Computing the standard error when dividing coefficients of different regressions in R

Question

Consider the following two regressions from the same dataset mtcars.

#load the data
data(mtcars)


# Run the regression
model1<-lm(mpg~cyl+gear+drat, data = mtcars)
model2<-lm(wt~cyl+gear+drat, data = mtcars)

summary(model1)
summary(model2)

#Calculate ratio of coefficients
g<-model1$coefficients[2] / model2$coefficients[2]

#calculate clustered standard errors
vcov<-cluster.vcov(model1, mtcars$vs)
coeftest(model1, vcov)
vcov<-cluster.vcov(model2, mtcars$vs)
coeftest(model2, vcov)

We observe that the ratio of the cyl variable in the two regressions is equal to -8.16. Now I would like to calculate the standard error that corresponds with this ratio (the clustering of my standard errors here does not make much sense, but it just provides us with a variance covariance matrix for both models, which we may need). Stata has a command called "nlcom" that can do this, but I cannot find a similar command in R. Does anyone of you know whether it exists? If not, then how should I do this? I appreciate any help.

Answer 1

As @MDEWITT suggests, you could use the delta method in the article, though I think you would probably need to estimate the model differently - you would probably need a single multivariate model rather than two independent regression models because you need the covariance of the two coefficients, which doesn't exist unless you estimate a joint model.

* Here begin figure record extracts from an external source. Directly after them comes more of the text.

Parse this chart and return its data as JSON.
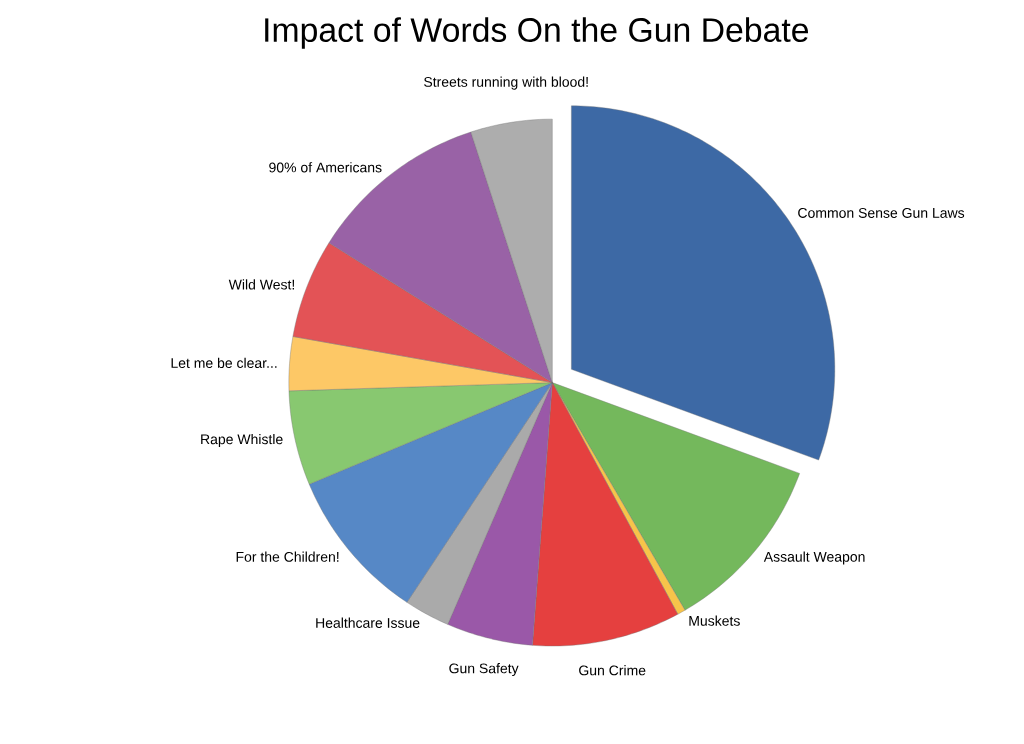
{
  "chart_data": {
    "type": "pie",
    "title": "Impact of Words On the Gun Debate",
    "categories": [
      "Common Sense Gun Laws",
      "Assault Weapon",
      "Muskets",
      "Gun Crime",
      "Gun Safety",
      "Healthcare Issue",
      "For the Children!",
      "Rape Whistle",
      "Let me be clear...",
      "Wild West!",
      "90% of Americans",
      "Streets running with blood!"
    ],
    "values": [
      30.6,
      11,
      0.5,
      9.1,
      5.3,
      2.8,
      9.4,
      5.8,
      3.3,
      6.1,
      11.1,
      5
    ],
    "colors": [
      "#3d69a5",
      "#74b85c",
      "#f7c44a",
      "#e5403f",
      "#9a58a8",
      "#aaaaaa",
      "#5688c6",
      "#88c870",
      "#fdc866",
      "#e35356",
      "#9962a6",
      "#adadad"
    ]
  }
}
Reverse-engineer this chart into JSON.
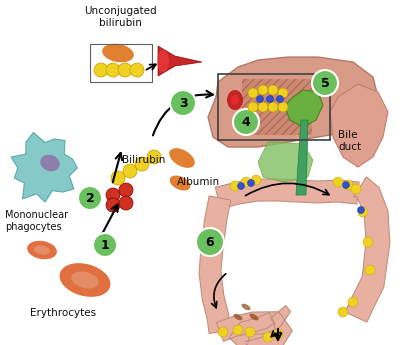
{
  "bg_color": "#ffffff",
  "fig_width": 4.0,
  "fig_height": 3.45,
  "dpi": 100,
  "labels": {
    "unconjugated_bilirubin": "Unconjugated\nbilirubin",
    "bilirubin": "Bilirubin",
    "albumin": "Albumin",
    "mononuclear": "Mononuclear\nphagocytes",
    "erythrocytes": "Erythrocytes",
    "bile_duct": "Bile\nduct",
    "num1": "1",
    "num2": "2",
    "num3": "3",
    "num4": "4",
    "num5": "5",
    "num6": "6"
  },
  "colors": {
    "circle_green": "#6abf5e",
    "erythrocyte": "#e07040",
    "teal_cell": "#70c0c0",
    "purple_nucleus": "#9060a0",
    "liver": "#d4907a",
    "stomach": "#e0a090",
    "intestine": "#e8b0a0",
    "bile_duct_green": "#40a060",
    "gallbladder": "#80c060",
    "yellow_bilirubin": "#f0d020",
    "orange_albumin": "#e08030",
    "red_cell": "#d03020",
    "text_color": "#101010",
    "funnel_dark": "#c01010",
    "funnel_light": "#ff4040"
  }
}
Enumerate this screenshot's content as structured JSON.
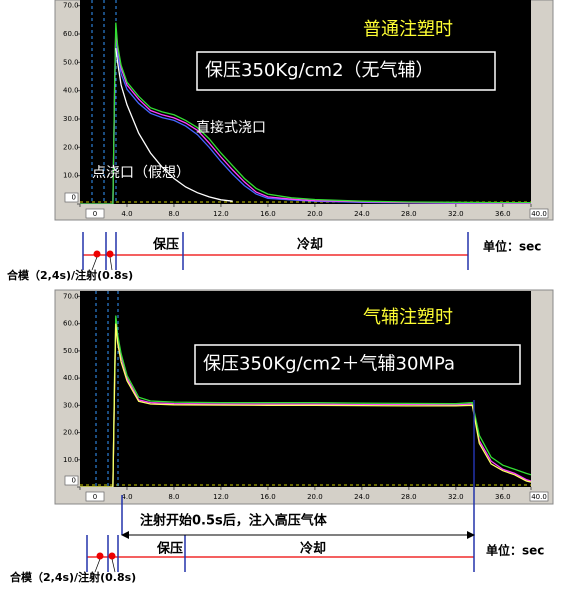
{
  "chart_data": [
    {
      "type": "line",
      "title": "普通注塑时",
      "subtitle": "保压350Kg/cm2（无气辅）",
      "annotations": [
        "直接式浇口",
        "点浇口（假想）"
      ],
      "x": [
        0,
        2.8,
        2.95,
        3.05,
        3.2,
        3.5,
        4,
        5,
        6,
        7,
        8,
        9,
        10,
        11,
        12,
        13,
        14,
        15,
        16,
        18,
        20,
        24,
        28,
        32,
        36,
        38.4
      ],
      "series": [
        {
          "color": "#4466ff",
          "values": [
            0,
            0,
            38,
            60,
            53,
            46,
            40.5,
            35.5,
            32,
            30.5,
            29.5,
            27.5,
            24.5,
            20,
            15,
            10.5,
            6.5,
            3.5,
            2,
            1.4,
            1,
            0.6,
            0.4,
            0.3,
            0.2,
            0.2
          ]
        },
        {
          "color": "#ff40ff",
          "values": [
            0,
            0,
            40,
            62,
            55,
            48,
            42,
            37,
            33,
            31.5,
            30.4,
            28.6,
            26,
            21.5,
            16.6,
            12,
            7.8,
            4.2,
            2.5,
            1.7,
            1.2,
            0.8,
            0.5,
            0.4,
            0.3,
            0.3
          ]
        },
        {
          "color": "#33dd33",
          "values": [
            0,
            0,
            42,
            64,
            56,
            49,
            43,
            38,
            34,
            32.5,
            31.5,
            29.5,
            27,
            23,
            18,
            13.5,
            9,
            5.5,
            3.5,
            2.2,
            1.6,
            1.0,
            0.7,
            0.6,
            0.5,
            0.5
          ]
        },
        {
          "color": "#ffffff",
          "values": [
            null,
            null,
            null,
            55,
            50,
            42,
            35,
            25,
            18,
            13,
            9,
            6,
            4,
            2.5,
            1.5,
            1,
            null,
            null,
            null,
            null,
            null,
            null,
            null,
            null,
            null,
            null
          ]
        }
      ],
      "xlim": [
        0,
        38.4
      ],
      "ylim": [
        0,
        72
      ],
      "xticks": [
        {
          "value": 0,
          "label": "0"
        },
        {
          "value": 4,
          "label": "4.0"
        },
        {
          "value": 8,
          "label": "8.0"
        },
        {
          "value": 12,
          "label": "12.0"
        },
        {
          "value": 16,
          "label": "16.0"
        },
        {
          "value": 20,
          "label": "20.0"
        },
        {
          "value": 24,
          "label": "24.0"
        },
        {
          "value": 28,
          "label": "28.0"
        },
        {
          "value": 32,
          "label": "32.0"
        },
        {
          "value": 36,
          "label": "36.0"
        },
        {
          "value": 40,
          "label": "40.0"
        }
      ],
      "yticks": [
        {
          "value": 0,
          "label": "0"
        },
        {
          "value": 10,
          "label": "10.0"
        },
        {
          "value": 20,
          "label": "20.0"
        },
        {
          "value": 30,
          "label": "30.0"
        },
        {
          "value": 40,
          "label": "40.0"
        },
        {
          "value": 50,
          "label": "50.0"
        },
        {
          "value": 60,
          "label": "60.0"
        },
        {
          "value": 70,
          "label": "70.0"
        }
      ],
      "timeline": {
        "phases": [
          "保压",
          "冷却"
        ],
        "unit": "单位：sec",
        "caption": "合模（2,4s)/注射(0.8s)"
      }
    },
    {
      "type": "line",
      "title": "气辅注塑时",
      "subtitle": "保压350Kg/cm2＋气辅30MPa",
      "annotations": [],
      "x": [
        0,
        2.8,
        2.95,
        3.05,
        3.2,
        3.5,
        4,
        5,
        6,
        8,
        12,
        16,
        20,
        24,
        28,
        32,
        33.4,
        34,
        35,
        36,
        37,
        38,
        38.4
      ],
      "series": [
        {
          "color": "#ff40ff",
          "values": [
            0,
            0,
            40,
            62,
            55,
            48,
            40,
            32,
            31,
            30.6,
            30.5,
            30.5,
            30.4,
            30.3,
            30.3,
            30.2,
            30.5,
            17,
            9.5,
            6.5,
            5,
            2.7,
            2.2
          ]
        },
        {
          "color": "#33dd33",
          "values": [
            0,
            0,
            42,
            63,
            56,
            49,
            41,
            33,
            31.6,
            31.2,
            31,
            31,
            31,
            30.8,
            30.7,
            30.6,
            31,
            19,
            11,
            8,
            6.5,
            5,
            4.5
          ]
        },
        {
          "color": "#ffff66",
          "values": [
            0,
            0,
            38,
            60,
            53,
            46,
            39,
            31.5,
            30.5,
            30.2,
            30.1,
            30,
            30,
            29.9,
            29.8,
            29.8,
            30,
            16,
            8.5,
            6,
            4.5,
            2.2,
            1.8
          ]
        }
      ],
      "xlim": [
        0,
        38.4
      ],
      "ylim": [
        0,
        72
      ],
      "xticks": [
        {
          "value": 0,
          "label": "0"
        },
        {
          "value": 4,
          "label": "4.0"
        },
        {
          "value": 8,
          "label": "8.0"
        },
        {
          "value": 12,
          "label": "12.0"
        },
        {
          "value": 16,
          "label": "16.0"
        },
        {
          "value": 20,
          "label": "20.0"
        },
        {
          "value": 24,
          "label": "24.0"
        },
        {
          "value": 28,
          "label": "28.0"
        },
        {
          "value": 32,
          "label": "32.0"
        },
        {
          "value": 36,
          "label": "36.0"
        },
        {
          "value": 40,
          "label": "40.0"
        }
      ],
      "yticks": [
        {
          "value": 0,
          "label": "0"
        },
        {
          "value": 10,
          "label": "10.0"
        },
        {
          "value": 20,
          "label": "20.0"
        },
        {
          "value": 30,
          "label": "30.0"
        },
        {
          "value": 40,
          "label": "40.0"
        },
        {
          "value": 50,
          "label": "50.0"
        },
        {
          "value": 60,
          "label": "60.0"
        },
        {
          "value": 70,
          "label": "70.0"
        }
      ],
      "timeline": {
        "phases": [
          "保压",
          "冷却"
        ],
        "unit": "单位：sec",
        "caption": "合模（2,4s)/注射(0.8s)",
        "note": "注射开始0.5s后，注入高压气体"
      }
    }
  ]
}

Joint model with deltamethod for computing SE:

library(msm)
data(mtcars)
# Run the regression
model<-lm(cbind(mpg, wt)~cyl+gear+drat, data = mtcars)
b <- c(coef(model))
v <- vcov(model)
## calcualte se
est <- b[2]/b[6]
se <- deltamethod(g = ~ x2/x6, b, vcov(model))
> est 
# [1] -8.160363
> se
# [1] 1.770336

There are other methods, too.

A non-parametric bootstap could be used:

## write a function to calculate the statistic of interest
boot.fun <- function(data, inds){
  m <- lm(cbind(mpg, wt) ~ cyl + gear + drat, data=data[inds, ])
  # return the appropraite ratio
  coef(m)[2,1]/coef(m)[2,2]
}

library(boot)
## bootstrap the function
out <- boot(mtcars, statistic=boot.fun, R=5000)
## calculate confidence intervals
boot.ci(out, type=c("perc", "bca"))
# BOOTSTRAP CONFIDENCE INTERVAL CALCULATIONS
# Based on 5000 bootstrap replicates
# 
# CALL : 
#   boot.ci(boot.out = out, type = c("perc", "bca"))
# 
# Intervals : 
#   Level     Percentile            BCa          
# 95%   (-12.993,  -5.152 )   (-12.330,  -4.838 )  
# Calculations and Intervals on Original Scale

You could also use a parametric boostrap:

## draw coefficients from implied sampling distributions
B <- MASS::mvrnorm(5000, c(coef(model)), vcov(model))
## calculate the ratio for each draw
rat <- B[,2]/B[,6]
## calculate the confidence itnerval
round(c(mean(rat), quantile(rat, c(.025,.975))), 3)
#           2.5%   97.5% 
# -8.559 -14.418  -5.554 

The three methods generate these three confidence intervals:

q1 <- est + qt(c(.025,.975), df=model$df.residual)*se
q2 <- boot.ci(out, type="perc")$percent[1,4:5]
q3 <- quantile(rat, c(.025,.975))
cis <- rbind(q1, q2, q3)
colnames(cis) <- c("lwr", "upr")
rownames(cis) <- c("Delta Method", "BS (non-parametric)", "BS (parametric)")
cis
#                           lwr       upr
# Delta Method        -11.78673 -4.533994
# BS (non-parametric) -12.99338 -5.151545
# BS (parametric)     -14.41812 -5.553773

Both the parametric bootstrap distributions (these are for the middle 99% of the data) are skewed left, so a normal-theory confidence interval based on the estimate and standard error may well be inappropriate.

par(mfrow=c(1,2))
hist(out$t[which(out$t > quantile(out$t, .005) & out$t < quantile(out$t, .995))], main="Non-parametric Bootstrap", xlab="ratio")
hist(rat[which(rat < quantile(rat, .995) & rat > quantile(rat, .005))], main="Parametric Boostrap", xlab="ratio")